1985 Accompanying the arrival of laptop computers, switching external power adapters are introduced. Subsequently, production of adapters for mobile telephones, digital cameras, and other devices rapidly increases from the 1990s onward.
1994 Tamura succeeds in practical application of a piezoelectric transformer, using ceramics to achieve the functionality of a transformer. This paves the way for LCD backlight inverters used in laptop computers, which require thin components.

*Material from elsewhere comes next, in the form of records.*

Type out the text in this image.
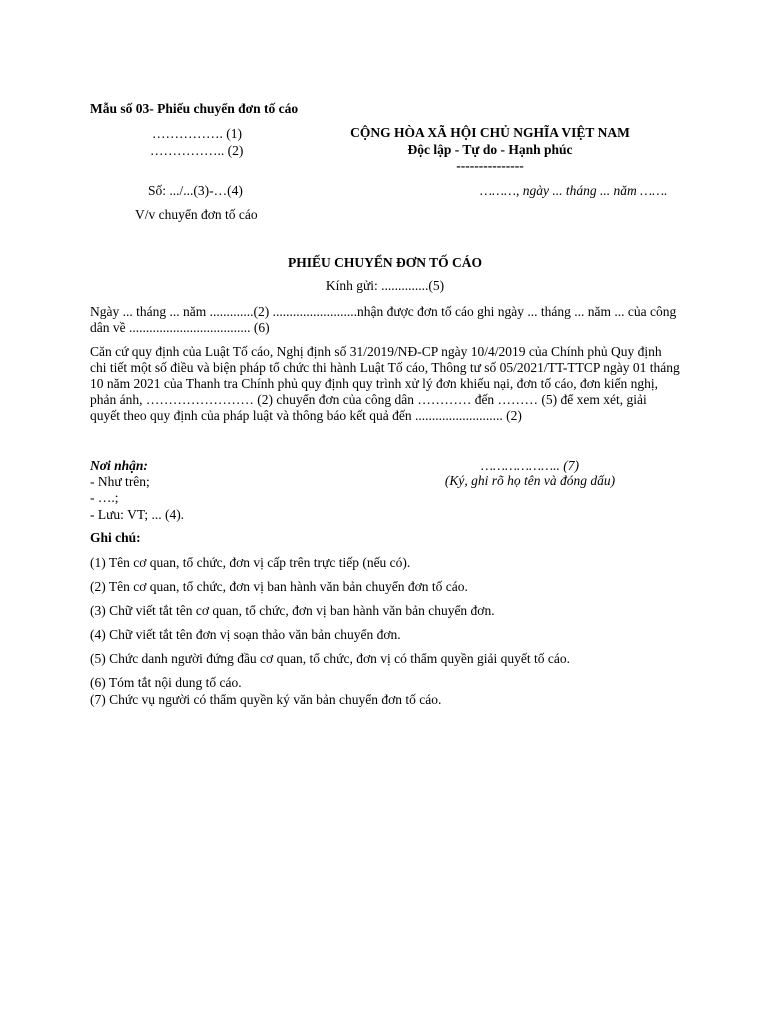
Mẫu số 03- Phiếu chuyển đơn tố cáo
……………. (1)
…………….. (2)
CỘNG HÒA XÃ HỘI CHỦ NGHĨA VIỆT NAM
Độc lập - Tự do - Hạnh phúc
---------------
Số: .../...(3)-…(4)	………, ngày ... tháng ... năm …….
V/v chuyển đơn tố cáo
PHIẾU CHUYỂN ĐƠN TỐ CÁO
Kính gửi: ..............(5)
Ngày ... tháng ... năm .............(2) .........................nhận được đơn tố cáo ghi ngày ... tháng ... năm ... của công dân về .................................... (6)
Căn cứ quy định của Luật Tố cáo, Nghị định số 31/2019/NĐ-CP ngày 10/4/2019 của Chính phủ Quy định chi tiết một số điều và biện pháp tổ chức thi hành Luật Tố cáo, Thông tư số 05/2021/TT-TTCP ngày 01 tháng 10 năm 2021 của Thanh tra Chính phủ quy định quy trình xử lý đơn khiếu nại, đơn tố cáo, đơn kiến nghị, phản ánh, …………………… (2) chuyển đơn của công dân ………… đến ……… (5) để xem xét, giải quyết theo quy định của pháp luật và thông báo kết quả đến .......................... (2)
Nơi nhận:
- Như trên;
- ….;
- Lưu: VT; ... (4).
……………….. (7)
(Ký, ghi rõ họ tên và đóng dấu)
Ghi chú:
(1) Tên cơ quan, tổ chức, đơn vị cấp trên trực tiếp (nếu có).
(2) Tên cơ quan, tổ chức, đơn vị ban hành văn bản chuyển đơn tố cáo.
(3) Chữ viết tắt tên cơ quan, tổ chức, đơn vị ban hành văn bản chuyển đơn.
(4) Chữ viết tắt tên đơn vị soạn thảo văn bản chuyển đơn.
(5) Chức danh người đứng đầu cơ quan, tổ chức, đơn vị có thẩm quyền giải quyết tố cáo.
(6) Tóm tắt nội dung tố cáo.
(7) Chức vụ người có thẩm quyền ký văn bản chuyển đơn tố cáo.
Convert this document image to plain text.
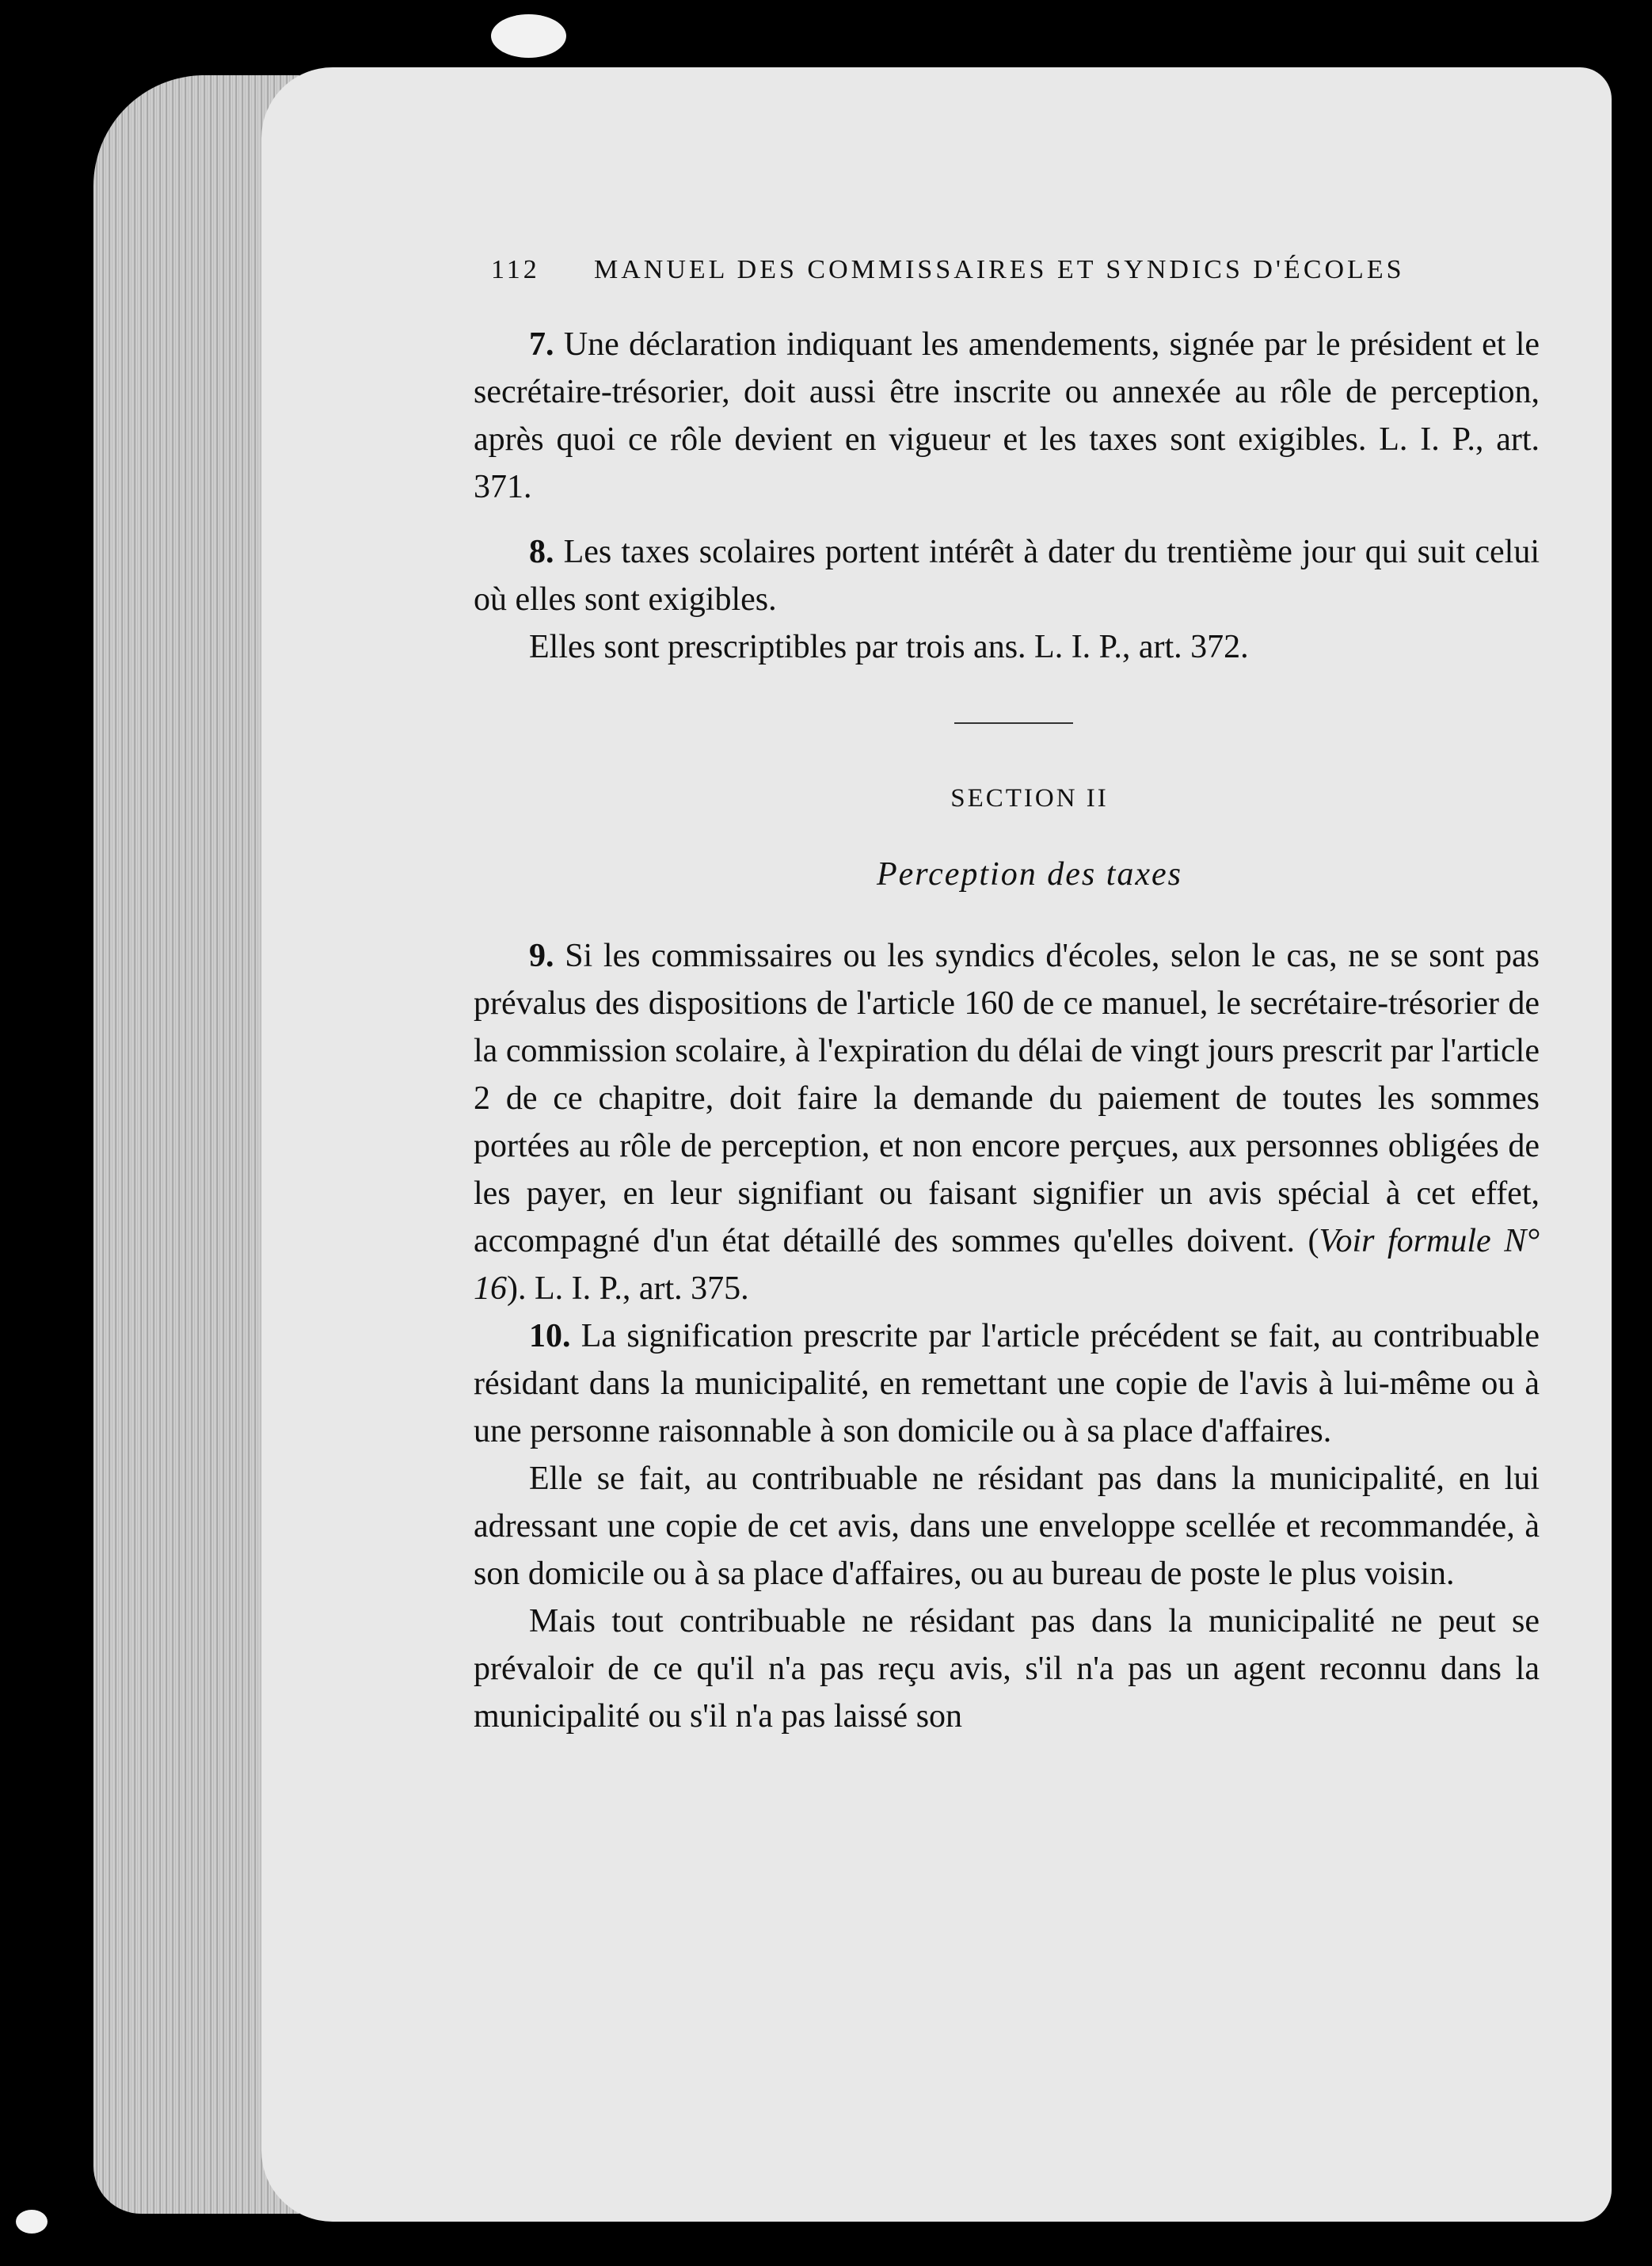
112	MANUEL DES COMMISSAIRES ET SYNDICS D'ÉCOLES

7. Une déclaration indiquant les amendements, signée par le président et le secrétaire-trésorier, doit aussi être inscrite ou annexée au rôle de perception, après quoi ce rôle devient en vigueur et les taxes sont exigibles. L. I. P., art. 371.

8. Les taxes scolaires portent intérêt à dater du trentième jour qui suit celui où elles sont exigibles.

Elles sont prescriptibles par trois ans. L. I. P., art. 372.

SECTION II
Perception des taxes

9. Si les commissaires ou les syndics d'écoles, selon le cas, ne se sont pas prévalus des dispositions de l'article 160 de ce manuel, le secrétaire-trésorier de la commission scolaire, à l'expiration du délai de vingt jours prescrit par l'article 2 de ce chapitre, doit faire la demande du paiement de toutes les sommes portées au rôle de perception, et non encore perçues, aux personnes obligées de les payer, en leur signifiant ou faisant signifier un avis spécial à cet effet, accompagné d'un état détaillé des sommes qu'elles doivent. (Voir formule N° 16). L. I. P., art. 375.

10. La signification prescrite par l'article précédent se fait, au contribuable résidant dans la municipalité, en remettant une copie de l'avis à lui-même ou à une personne raisonnable à son domicile ou à sa place d'affaires.

Elle se fait, au contribuable ne résidant pas dans la municipalité, en lui adressant une copie de cet avis, dans une enveloppe scellée et recommandée, à son domicile ou à sa place d'affaires, ou au bureau de poste le plus voisin.

Mais tout contribuable ne résidant pas dans la municipalité ne peut se prévaloir de ce qu'il n'a pas reçu avis, s'il n'a pas un agent reconnu dans la municipalité ou s'il n'a pas laissé son
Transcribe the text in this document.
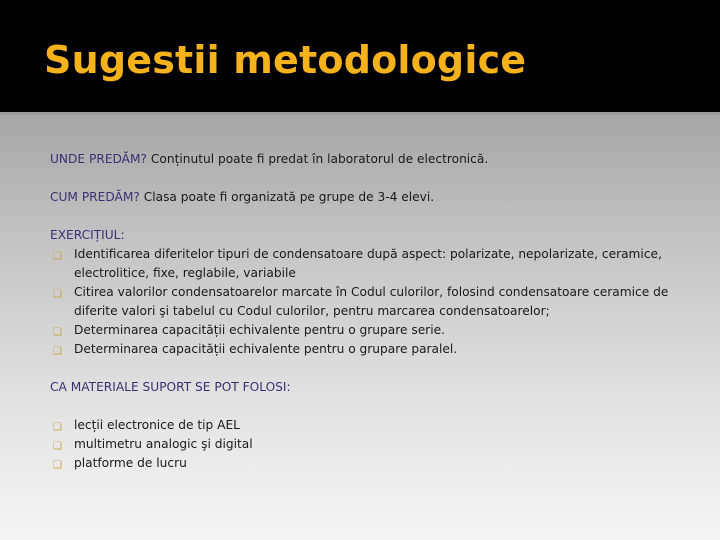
Sugestii metodologice

UNDE PREDĂM? Conținutul poate fi predat în laboratorul de electronică.

CUM PREDĂM? Clasa poate fi organizată pe grupe de 3-4 elevi.

EXERCIȚIUL:

❏ Identificarea diferitelor tipuri de condensatoare după aspect: polarizate, nepolarizate, ceramice, electrolitice, fixe, reglabile, variabile
❏ Citirea valorilor condensatoarelor marcate în Codul culorilor, folosind condensatoare ceramice de diferite valori şi tabelul cu Codul culorilor, pentru marcarea condensatoarelor;
❏ Determinarea capacității echivalente pentru o grupare serie.
❏ Determinarea capacității echivalente pentru o grupare paralel.

CA MATERIALE SUPORT SE POT FOLOSI:

❏ lecții electronice de tip AEL
❏ multimetru analogic şi digital
❏ platforme de lucru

1995 Tamura develops solder paste for semiconductor packages, which is approved for use by a major U.S. semiconductor manufacturer the following year.
【Heightening of Environmental Consciousness】
2000 -2009 2000 Tamura implements comprehensive lead-free solutions to promptly comply with enforcement of the RoHS directive in 2006. The lead-free response for soldering systems is especially popular and swiftly propels Tamura to global market share leadership in reflow devices.
2003 Tamura audio mixing consoles and other digital broadcasting facilities are delivered to television stations in preparation for terrestrial digital broadcasting.
2008 Tamura begins mass production of energy-saving LED lights made possible by the fusion of LED application technologies developed for vending machine display buttons and power source technologies.
2009 The era of practical hybrid vehicles arrives. Tamura reactors are adopted for use in hybrid vehicles, and mass production begins.

【Soaring Popularity of Smartphones and Expansion into the Energy Market】

2010 Tamura develops resists for black absorbers and FPCs and applies them to smartphones and tablets.
2010 Tamura enters the market for large transformers and reactors used in renewable energy, railway, plant, power transmission and distribution, and other applications on a full-scale basis.
2011 Tamura, the market share leader in deliveries of audio mixing consoles to Japanese broadcast stations, releases the NT880, the top-of-the line digital audio mixing console, which achieves high-speed audio processing, compactness, and low power consumption.
2013 Tamura achieves the world’s first gallium oxide (Ga2O3) MOS transistor, opening the way to practical application of innovative next-generation semiconductor power devices from Japan.